One day my landlord threatened to come and illegally change the locks before Dec 29, the day we were supposed to leave the premises. Fearing for my safety and my belongings, I contacted Brooklyn Eviction Defense and within 30 minutes, nearly 15 volunteers arrived to physically block anyone from Smart Equities or my landlord himself from entering the premises. This constant circulation and rotation of strangers were not only putting their own health and wellbeing at risk, but doing so because they knew we needed help and didn’t have any other options or resources. And BED is only one of dozens of similar organizations in the five boroughs that offer similar services.
“When I was being illegally evicted from my home on Dean street this summer, I couldn’t believe the sheer amount of people who showed up for us,” said Scout Gottfried, a tenant who was this past summer similarly embroiled in a tenant-landlord housing dispute. “I mean, our community raised thousands of dollars for us during the whole ordeal, brought us meals regularly, and stood guard in front of our house to make sure we were ok. It was something beautiful during such a horrendous ordeal”.
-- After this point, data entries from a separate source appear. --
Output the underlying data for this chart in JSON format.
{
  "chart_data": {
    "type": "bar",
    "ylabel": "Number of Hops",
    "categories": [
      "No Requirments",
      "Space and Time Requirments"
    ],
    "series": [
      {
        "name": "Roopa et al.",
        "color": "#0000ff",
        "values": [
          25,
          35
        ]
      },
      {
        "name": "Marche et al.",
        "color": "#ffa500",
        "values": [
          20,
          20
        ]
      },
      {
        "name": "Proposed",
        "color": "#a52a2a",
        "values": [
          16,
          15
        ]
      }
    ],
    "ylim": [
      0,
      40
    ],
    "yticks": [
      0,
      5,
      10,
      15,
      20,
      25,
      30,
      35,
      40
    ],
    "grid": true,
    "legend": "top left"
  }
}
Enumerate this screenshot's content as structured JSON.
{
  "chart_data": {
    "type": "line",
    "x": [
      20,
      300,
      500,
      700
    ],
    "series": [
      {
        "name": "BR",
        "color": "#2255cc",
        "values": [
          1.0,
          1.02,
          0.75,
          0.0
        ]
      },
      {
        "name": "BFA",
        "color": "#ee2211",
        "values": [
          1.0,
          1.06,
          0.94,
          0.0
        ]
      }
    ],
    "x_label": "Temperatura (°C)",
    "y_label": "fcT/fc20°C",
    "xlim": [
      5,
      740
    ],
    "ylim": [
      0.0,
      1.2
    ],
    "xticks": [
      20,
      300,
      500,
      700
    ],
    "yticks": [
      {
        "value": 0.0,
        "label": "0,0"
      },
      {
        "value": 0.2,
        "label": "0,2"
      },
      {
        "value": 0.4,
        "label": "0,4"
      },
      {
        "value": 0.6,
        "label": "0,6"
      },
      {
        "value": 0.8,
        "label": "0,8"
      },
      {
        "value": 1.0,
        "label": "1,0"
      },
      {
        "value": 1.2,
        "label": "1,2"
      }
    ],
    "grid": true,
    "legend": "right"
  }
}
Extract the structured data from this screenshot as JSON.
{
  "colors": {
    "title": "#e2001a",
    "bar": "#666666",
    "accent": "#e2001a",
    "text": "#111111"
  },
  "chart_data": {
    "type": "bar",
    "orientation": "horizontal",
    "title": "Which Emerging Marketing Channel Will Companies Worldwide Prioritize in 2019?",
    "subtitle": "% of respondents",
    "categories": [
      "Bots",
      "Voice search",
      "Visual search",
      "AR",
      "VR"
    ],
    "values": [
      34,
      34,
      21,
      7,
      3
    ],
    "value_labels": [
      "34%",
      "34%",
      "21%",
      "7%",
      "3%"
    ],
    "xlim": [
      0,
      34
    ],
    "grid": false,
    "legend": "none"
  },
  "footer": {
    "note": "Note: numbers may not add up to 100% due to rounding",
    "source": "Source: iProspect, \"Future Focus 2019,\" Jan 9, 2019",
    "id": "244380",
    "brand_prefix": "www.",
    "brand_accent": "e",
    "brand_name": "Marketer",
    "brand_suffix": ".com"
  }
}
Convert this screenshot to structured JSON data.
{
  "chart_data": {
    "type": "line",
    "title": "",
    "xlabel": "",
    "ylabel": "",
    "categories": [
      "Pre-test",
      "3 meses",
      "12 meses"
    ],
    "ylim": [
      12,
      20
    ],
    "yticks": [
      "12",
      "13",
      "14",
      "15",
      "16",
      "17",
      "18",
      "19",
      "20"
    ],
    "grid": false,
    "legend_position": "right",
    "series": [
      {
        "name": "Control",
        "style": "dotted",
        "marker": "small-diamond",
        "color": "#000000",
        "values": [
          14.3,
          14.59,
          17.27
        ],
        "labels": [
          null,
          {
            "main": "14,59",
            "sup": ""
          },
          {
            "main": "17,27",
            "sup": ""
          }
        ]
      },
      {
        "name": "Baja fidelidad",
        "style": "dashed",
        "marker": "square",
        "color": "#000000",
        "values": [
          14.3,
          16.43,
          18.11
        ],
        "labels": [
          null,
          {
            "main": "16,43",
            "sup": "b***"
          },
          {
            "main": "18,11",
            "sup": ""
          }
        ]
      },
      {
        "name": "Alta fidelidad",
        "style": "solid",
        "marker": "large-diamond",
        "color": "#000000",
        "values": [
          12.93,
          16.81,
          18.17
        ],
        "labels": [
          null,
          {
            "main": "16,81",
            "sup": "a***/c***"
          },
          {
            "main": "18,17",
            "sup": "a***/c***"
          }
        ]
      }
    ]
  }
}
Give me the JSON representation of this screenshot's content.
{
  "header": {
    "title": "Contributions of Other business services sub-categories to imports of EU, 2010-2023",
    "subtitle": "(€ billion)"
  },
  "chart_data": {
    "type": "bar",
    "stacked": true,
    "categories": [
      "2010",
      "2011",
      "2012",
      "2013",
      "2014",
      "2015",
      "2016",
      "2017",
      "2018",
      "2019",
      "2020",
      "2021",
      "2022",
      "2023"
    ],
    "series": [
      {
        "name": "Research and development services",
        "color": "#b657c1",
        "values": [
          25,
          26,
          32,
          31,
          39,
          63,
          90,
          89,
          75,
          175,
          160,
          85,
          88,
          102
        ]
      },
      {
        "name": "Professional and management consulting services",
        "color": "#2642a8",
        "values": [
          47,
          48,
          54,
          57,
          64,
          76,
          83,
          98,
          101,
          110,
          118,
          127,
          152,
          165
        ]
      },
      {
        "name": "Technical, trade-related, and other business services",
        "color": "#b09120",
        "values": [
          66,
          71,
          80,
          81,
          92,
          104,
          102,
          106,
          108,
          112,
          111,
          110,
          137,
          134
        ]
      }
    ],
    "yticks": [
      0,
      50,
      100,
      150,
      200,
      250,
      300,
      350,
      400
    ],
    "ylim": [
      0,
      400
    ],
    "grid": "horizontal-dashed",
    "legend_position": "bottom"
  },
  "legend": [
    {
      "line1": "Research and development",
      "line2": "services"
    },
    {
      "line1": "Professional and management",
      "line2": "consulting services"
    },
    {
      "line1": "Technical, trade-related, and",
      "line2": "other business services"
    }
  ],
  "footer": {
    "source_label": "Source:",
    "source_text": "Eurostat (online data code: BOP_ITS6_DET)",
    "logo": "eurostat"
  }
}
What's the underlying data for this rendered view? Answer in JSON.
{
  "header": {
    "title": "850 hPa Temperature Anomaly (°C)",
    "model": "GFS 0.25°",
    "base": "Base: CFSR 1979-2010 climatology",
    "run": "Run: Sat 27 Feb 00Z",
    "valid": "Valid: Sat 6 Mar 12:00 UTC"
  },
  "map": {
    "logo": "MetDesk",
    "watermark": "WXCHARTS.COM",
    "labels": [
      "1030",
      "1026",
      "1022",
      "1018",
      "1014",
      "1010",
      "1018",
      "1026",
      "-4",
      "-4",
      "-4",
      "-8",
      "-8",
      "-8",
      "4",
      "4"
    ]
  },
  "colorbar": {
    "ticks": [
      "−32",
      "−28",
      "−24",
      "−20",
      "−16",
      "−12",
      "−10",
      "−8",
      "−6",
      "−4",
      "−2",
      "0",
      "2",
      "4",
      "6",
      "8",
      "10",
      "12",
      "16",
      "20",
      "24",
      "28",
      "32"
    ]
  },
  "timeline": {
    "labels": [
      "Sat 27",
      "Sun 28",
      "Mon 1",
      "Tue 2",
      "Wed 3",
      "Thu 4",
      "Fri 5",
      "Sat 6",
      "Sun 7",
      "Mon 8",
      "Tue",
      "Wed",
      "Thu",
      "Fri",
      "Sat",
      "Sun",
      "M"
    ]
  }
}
While the dramatics of my own housing dilemma are drawing to a close – squatters recently occupied the vacant hull of the building I used to call home and we have attended our last virtual NYC housing court proceeding – it is obvious that the coronavirus pandemic will only continue to intensify the dire housing situation in this city. With thousands of tenants facing eviction come May when the eviction moratorium is lifted, it is imperative that we continue to serve the needs of those facing housing insecurity and enact a more exhaustive eviction moratorium for the duration of the pandemic.